Chief Customer Officer, Incisiv
Good management – good strategy. Getting out of the wake of the Sears tsunami was a huge blessing and being able to execute on its own strategy has proven to be a recipe for success. Continuing to build and execute on its digital strategy while smartly opening stores combined with a focus on attracting their next generation of shoppers will sustain the momentum.
Director, Retail Market Insights, Aptos
It is good to see that Land’s End survived their time spent within the Sears ecosystem. I only wonder what took them so long to make their exit. Sears’ approach to managing (or mismanaging) so many iconic brands, including Land’s End (and Craftsman and Kenmore, etc.) still seems shockingly short-sighted. I am glad to see Lands’ End has thrived since their separation.
President, Sageberry Consulting/Senior Forbes Contributor
Having led the Lands’ End acquisition when I was at Sears it’s hard to be totally objective. But given that Sears never managed to mount a turnaround it is shocking that they hung with Sears as long as they did AND managed to survive some misguided brand pivots.
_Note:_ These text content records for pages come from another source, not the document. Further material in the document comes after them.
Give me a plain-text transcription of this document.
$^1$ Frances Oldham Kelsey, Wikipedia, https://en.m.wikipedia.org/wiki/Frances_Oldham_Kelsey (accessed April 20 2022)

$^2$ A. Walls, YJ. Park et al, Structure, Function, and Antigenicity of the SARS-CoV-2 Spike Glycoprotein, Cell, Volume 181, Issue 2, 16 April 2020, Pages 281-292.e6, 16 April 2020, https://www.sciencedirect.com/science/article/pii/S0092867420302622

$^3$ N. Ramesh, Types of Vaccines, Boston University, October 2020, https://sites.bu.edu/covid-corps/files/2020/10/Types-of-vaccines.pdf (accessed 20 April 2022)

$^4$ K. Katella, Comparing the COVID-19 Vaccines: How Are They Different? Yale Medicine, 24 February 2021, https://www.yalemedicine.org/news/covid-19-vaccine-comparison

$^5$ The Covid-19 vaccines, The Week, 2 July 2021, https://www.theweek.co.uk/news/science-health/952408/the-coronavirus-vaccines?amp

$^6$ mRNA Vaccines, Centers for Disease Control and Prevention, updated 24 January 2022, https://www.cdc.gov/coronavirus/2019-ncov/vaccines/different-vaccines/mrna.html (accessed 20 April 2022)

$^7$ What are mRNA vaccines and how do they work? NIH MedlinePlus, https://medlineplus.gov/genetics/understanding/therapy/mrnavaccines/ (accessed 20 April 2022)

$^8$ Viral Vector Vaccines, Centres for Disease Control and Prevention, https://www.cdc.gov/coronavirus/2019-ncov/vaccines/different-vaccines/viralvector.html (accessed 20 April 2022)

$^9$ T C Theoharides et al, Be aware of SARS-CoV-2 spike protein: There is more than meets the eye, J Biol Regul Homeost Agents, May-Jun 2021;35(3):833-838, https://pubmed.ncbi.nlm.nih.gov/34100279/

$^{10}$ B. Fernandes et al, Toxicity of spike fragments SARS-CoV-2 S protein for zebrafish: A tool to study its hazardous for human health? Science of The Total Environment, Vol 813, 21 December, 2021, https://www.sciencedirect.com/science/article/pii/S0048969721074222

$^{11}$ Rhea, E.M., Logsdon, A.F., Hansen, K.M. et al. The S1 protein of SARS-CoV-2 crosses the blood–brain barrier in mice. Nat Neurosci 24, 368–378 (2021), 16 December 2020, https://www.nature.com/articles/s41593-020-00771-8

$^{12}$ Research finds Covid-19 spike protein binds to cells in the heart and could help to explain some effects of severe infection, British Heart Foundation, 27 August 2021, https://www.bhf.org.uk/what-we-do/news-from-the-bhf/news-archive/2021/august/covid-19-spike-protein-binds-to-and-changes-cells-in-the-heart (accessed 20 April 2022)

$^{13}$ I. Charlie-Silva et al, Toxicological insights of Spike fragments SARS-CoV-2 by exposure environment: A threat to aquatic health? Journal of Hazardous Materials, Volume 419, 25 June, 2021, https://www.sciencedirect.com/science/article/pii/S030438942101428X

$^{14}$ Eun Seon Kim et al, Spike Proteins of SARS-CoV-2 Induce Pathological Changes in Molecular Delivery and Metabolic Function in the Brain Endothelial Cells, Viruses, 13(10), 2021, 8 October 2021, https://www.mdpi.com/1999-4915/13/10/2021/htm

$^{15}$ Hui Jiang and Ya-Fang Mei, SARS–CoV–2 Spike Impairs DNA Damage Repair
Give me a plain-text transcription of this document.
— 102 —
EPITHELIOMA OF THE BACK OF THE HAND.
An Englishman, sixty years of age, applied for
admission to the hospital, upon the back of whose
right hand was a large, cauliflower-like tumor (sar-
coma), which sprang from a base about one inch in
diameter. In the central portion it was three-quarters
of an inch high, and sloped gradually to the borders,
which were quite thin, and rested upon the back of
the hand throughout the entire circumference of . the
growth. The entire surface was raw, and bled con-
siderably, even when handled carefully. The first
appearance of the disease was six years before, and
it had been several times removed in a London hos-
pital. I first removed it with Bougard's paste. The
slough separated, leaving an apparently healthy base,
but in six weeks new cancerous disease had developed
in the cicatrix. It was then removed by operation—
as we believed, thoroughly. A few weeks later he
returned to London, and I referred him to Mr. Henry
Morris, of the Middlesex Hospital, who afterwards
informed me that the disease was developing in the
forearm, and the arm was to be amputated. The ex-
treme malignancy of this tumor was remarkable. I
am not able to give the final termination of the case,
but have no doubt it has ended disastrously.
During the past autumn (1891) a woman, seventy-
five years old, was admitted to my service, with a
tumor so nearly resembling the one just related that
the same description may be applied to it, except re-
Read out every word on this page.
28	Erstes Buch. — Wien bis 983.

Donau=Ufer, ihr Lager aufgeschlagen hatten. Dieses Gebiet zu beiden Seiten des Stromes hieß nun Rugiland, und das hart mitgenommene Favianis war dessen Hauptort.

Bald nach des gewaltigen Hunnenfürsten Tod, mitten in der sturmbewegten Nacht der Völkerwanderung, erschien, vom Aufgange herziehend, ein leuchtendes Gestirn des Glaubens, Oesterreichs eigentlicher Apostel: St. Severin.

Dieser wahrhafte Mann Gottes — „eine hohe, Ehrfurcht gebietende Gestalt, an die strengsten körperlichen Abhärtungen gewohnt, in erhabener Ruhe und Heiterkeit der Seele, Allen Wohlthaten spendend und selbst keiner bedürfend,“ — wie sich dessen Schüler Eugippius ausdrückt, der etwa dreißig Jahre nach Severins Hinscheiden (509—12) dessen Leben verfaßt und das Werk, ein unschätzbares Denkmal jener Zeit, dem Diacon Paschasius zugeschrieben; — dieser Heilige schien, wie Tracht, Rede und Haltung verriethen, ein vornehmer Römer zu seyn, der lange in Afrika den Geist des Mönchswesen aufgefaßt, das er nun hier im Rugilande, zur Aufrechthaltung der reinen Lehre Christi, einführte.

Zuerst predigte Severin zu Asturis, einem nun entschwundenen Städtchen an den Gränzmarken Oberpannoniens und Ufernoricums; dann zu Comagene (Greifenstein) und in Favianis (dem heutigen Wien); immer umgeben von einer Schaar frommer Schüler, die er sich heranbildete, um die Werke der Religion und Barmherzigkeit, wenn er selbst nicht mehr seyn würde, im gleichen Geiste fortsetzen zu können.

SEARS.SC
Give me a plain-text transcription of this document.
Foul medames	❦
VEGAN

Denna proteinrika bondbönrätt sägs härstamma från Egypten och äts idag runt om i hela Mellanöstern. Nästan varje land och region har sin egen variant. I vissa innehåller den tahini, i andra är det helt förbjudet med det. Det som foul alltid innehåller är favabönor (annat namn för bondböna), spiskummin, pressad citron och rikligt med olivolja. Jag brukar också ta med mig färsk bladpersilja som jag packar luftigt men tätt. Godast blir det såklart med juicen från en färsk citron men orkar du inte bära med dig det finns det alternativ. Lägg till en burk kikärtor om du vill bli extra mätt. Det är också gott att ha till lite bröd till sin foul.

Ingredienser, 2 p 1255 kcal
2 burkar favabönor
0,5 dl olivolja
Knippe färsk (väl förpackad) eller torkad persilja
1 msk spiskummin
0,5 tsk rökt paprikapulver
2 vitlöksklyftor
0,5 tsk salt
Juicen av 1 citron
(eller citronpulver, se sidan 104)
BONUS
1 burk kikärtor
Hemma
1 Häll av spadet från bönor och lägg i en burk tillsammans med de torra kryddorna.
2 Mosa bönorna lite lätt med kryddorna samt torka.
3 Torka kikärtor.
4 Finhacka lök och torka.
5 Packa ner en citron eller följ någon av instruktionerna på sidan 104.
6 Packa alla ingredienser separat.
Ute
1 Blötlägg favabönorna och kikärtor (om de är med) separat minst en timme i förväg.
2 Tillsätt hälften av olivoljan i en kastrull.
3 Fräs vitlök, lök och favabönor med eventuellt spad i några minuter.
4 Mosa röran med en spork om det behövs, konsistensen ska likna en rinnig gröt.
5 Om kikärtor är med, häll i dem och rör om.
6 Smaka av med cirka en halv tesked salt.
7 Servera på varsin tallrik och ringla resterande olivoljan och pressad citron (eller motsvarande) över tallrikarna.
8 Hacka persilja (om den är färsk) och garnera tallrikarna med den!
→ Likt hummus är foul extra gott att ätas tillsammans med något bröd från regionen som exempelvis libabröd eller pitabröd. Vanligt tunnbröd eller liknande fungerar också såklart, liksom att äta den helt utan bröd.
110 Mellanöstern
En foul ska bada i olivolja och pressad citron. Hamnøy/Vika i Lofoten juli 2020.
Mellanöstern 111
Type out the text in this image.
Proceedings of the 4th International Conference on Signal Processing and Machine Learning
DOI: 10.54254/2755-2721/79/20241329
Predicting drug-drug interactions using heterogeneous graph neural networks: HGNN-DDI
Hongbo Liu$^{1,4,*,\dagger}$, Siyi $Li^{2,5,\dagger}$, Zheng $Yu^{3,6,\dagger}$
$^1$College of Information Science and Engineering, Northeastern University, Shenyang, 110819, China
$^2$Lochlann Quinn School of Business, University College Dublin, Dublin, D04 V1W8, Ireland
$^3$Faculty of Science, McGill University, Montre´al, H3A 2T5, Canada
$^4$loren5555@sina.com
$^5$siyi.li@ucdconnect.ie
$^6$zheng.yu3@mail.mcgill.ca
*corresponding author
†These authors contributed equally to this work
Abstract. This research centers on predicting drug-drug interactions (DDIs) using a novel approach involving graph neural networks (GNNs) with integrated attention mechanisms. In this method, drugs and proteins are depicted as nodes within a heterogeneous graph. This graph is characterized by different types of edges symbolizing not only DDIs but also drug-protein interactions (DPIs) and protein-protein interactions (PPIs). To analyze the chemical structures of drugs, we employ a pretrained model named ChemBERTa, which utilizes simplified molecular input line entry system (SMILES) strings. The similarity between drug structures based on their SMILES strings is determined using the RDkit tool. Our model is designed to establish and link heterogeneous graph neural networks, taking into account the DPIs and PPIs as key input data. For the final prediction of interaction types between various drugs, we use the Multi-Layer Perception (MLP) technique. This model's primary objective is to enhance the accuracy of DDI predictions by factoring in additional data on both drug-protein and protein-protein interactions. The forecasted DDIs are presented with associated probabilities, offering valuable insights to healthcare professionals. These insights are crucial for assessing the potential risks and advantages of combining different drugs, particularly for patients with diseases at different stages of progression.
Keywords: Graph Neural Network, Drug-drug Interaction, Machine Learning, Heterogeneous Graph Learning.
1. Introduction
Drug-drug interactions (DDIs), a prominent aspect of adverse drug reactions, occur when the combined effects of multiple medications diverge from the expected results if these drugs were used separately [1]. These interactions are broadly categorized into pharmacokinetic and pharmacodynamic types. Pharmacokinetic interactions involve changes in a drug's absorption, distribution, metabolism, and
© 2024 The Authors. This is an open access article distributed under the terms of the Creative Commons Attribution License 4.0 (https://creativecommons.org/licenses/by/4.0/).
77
The key to Lands’ End success has always been knowing its core customer, being obsessed with quality/fit and understanding direct marketing (which started in catalogs and now has obviously migrated to the the online word).
The key going forward is to carefully broaden their audience (avoiding what I call the “customer trapeze”) and to lean into a harmonized retail experience with a much stronger physical presence (owned stores and potentially a partnership which is more on-brand).
Returning to their roots as a reliable company from which to direct order — and one with a few retail stores. Good to see. I hope they survive.
I’m concerned by the CEO quote about mobile ordering. If he thinks that’s significant, then Lands’ End has troubles. Mobile ordering is simply a different type of online ordering — not an end in itself. That means the increase he crows about is probably an across-the-industry increase.
CEO, The Customer Service Rainmaker, Rainmaker Solutions
Lands’ End (along with Zappos) has always been considered one of the most customer-centric companies in the retail industry. I am surprised it has taken this long for them to extricate themselves from Sears. Now they can use their extraordinary customer service skills to continue to build on their brand. It will be interesting to watch the progress.
CEO of Envirosell Inc., Speaker, NY Times Best-Selling Author
Hell yes. Lands’ End is viable and has shifted well with the tides. Sears is badly aging compost that needs to join Montgomery Ward in the retail history books.
Retail Strategy - UST Global
Well there’s strategy and then there’s execution. Whether Lands’ End ever belonged in Sears seems well debated here … but I doubt few would debate that the execution of well assorted, and in stock positions in-store was ever achieved, leaving the strategy stranded.
Contributing Editor, RetailWire; Founder and CEO, Vision First
Lands’ End executed well against their brand promise even during the dreary Sears days. Their merchandise, along with their go-forward strategy, should ensure they continue to be successful.